La troisième atteinte aux principes fondateurs se trouve dans l’hyperconcentration autour d’un petit nombre de plates-formes. L’Internet a été originellement conçu comme un réseau décentralisé, dans lequel chaque ordinateur est son propre serveur, dans une architecte pair-à-pair. Assez rapidement, cet Internet historique a vu émerger des plates-formes centralisées, autour desquelles les usagers se sont progressivement agrégés.
Ces plates-formes centralisées ont progressivement entrepris de développer leurs activités dans des secteurs jusqu’alors séparés de l’Internet, comme le mobile. Ceci constitue un changement majeur dans la dynamique du réseau, ces géants ayant reconstitué, au-dessus de l’Internet décentralisé, ou à côté, dans l’univers des mobiles, de véritables empires privés.
On peut les analyser comme une autre forme de fragmentation du réseau, de nature différente, mais comparable à celle que certains États entreprennent de mettre en oeuvre. Certaines de ces plates-formes – Google notamment – ont même entrepris de développer leurs propres infrastructures de transport. M. Silicani a abordé ce point l’autre jour. C’est là aussi une atteinte potentielle à la neutralité.
Ces trois évolutions – la fragmentation, la surveillance de masse et la centralisation autour de quelques acteurs – se nourrissent et se renforcent mutuellement. La centralisation des usages et des trafics autour de quelques plates-formes a considérablement facilité la tâche de la NSA. Ce n’est pas elle qui a créé les services Web centralisés, comme Facebook ou Google, mais elle les a utilisés.
De même, les révélations d’Edward Snowden sur la surveillance encouragent ou légitiment les démarches des États qui essaient de constituer des réseaux nationaux ou régionaux.

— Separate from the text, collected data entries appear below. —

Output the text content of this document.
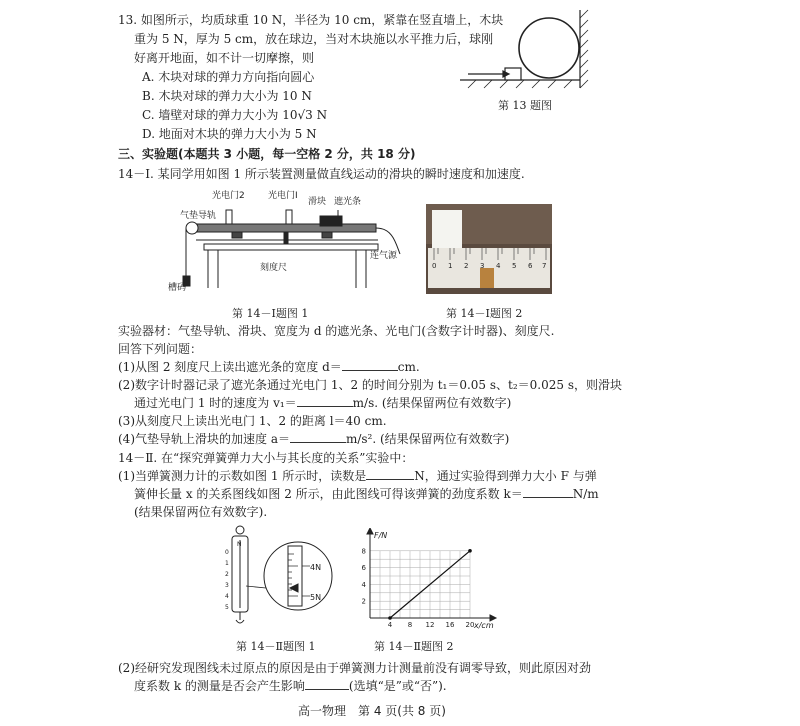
13. 如图所示，均质球重 10 N，半径为 10 cm，紧靠在竖直墙上，木块
重为 5 N，厚为 5 cm，放在球边，当对木块施以水平推力后，球刚
好离开地面，如不计一切摩擦，则
A. 木块对球的弹力方向指向圆心
B. 木块对球的弹力大小为 10 N
C. 墙壁对球的弹力大小为 10√3 N
D. 地面对木块的弹力大小为 5 N
第 13 题图
三、实验题(本题共 3 小题，每一空格 2 分，共 18 分)
14－Ⅰ. 某同学用如图 1 所示装置测量做直线运动的滑块的瞬时速度和加速度.
光电门2	光电门Ⅰ
滑块 遮光条
气垫导轨
刻度尺
连气源
槽码
第 14－Ⅰ题图 1
0 1 2 3 4 5 6 7
第 14－Ⅰ题图 2
实验器材：气垫导轨、滑块、宽度为 d 的遮光条、光电门(含数字计时器)、刻度尺.
回答下列问题：
(1)从图 2 刻度尺上读出遮光条的宽度 d＝	cm.
(2)数字计时器记录了遮光条通过光电门 1、2 的时间分别为 t₁＝0.05 s、t₂＝0.025 s，则滑块
通过光电门 1 时的速度为 v₁＝	m/s. (结果保留两位有效数字)
(3)从刻度尺上读出光电门 1、2 的距离 l＝40 cm.
(4)气垫导轨上滑块的加速度 a＝	m/s². (结果保留两位有效数字)
14－Ⅱ. 在“探究弹簧弹力大小与其长度的关系”实验中：
(1)当弹簧测力计的示数如图 1 所示时，读数是	N，通过实验得到弹力大小 F 与弹
簧伸长量 x 的关系图线如图 2 所示，由此图线可得该弹簧的劲度系数 k＝	N/m
(结果保留两位有效数字).
N
0
1
2
3
4
5
4N
5N
第 14－Ⅱ题图 1
4 8 12 16 20
2
4
6
8
F/N
x/cm
第 14－Ⅱ题图 2
(2)经研究发现图线未过原点的原因是由于弹簧测力计测量前没有调零导致，则此原因对劲
度系数 k 的测量是否会产生影响	(选填“是”或“否”).
高一物理　第 4 页(共 8 页)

Peut-être évoquera-t-on l’hypothèse de la chancelière allemande, à propos d’un réseau Internet européen…
Après la description de ces trois types d’atteintes, j’aurais tendance à assigner comme mission à la gouvernance de l’Internet de faire en sorte que celui-ci reste un réseau mondial et ouvert, qui permette la circulation des échanges scientifiques, culturels et économiques.
Il ne s’agit pas simplement de proclamer des principes ; il faut également veiller à ce que l’architecture technique de l’Internet continue de les garantir ! J’essaie de lier ici la dimension des principes juridiques et l’architecture technique, qui sous-tend et garantit leur mise en oeuvre, pour faire en sorte que la porte qui s’est ouverte en 1969, avec l’invention de l’Internet, et en 1990, avec l’arrivée du Web, ne se referme pas.
Quelques remarques sur le moment particulier dans lequel nous sommes entrés depuis quelques mois…
Les États-Unis étaient déjà en position de faiblesse ou d’isolement diplomatique après la fameuse conférence internationale de l’Union internationale des télécommunications (UIT), à Dubaï, qui a donné lieu à un bras de fer entre les nations souhaitant pouvoir partager le contrôle des infrastructures critiques du réseau, et les États-Unis, qui s’y refusaient.
Le document au coeur de cette conférence a été adopté, contre l’avis des États-Unis. Une majorité s’est donc dégagée : c’est la première fois que les États-Unis se retrouvaient en minorité, la France figurant avec eux parmi les 55 États à avoir refusé le texte adopté par 89 États. À l’époque, on a évoqué une sorte de guerre froide autour du contrôle de l’Internet, où l’on retrouvait la Russie et la Chine dans le camp de ceux qui souhaitaient placer l’Internet dans la sphère de l’ONU, ou d’organes dépendants de l’ONU.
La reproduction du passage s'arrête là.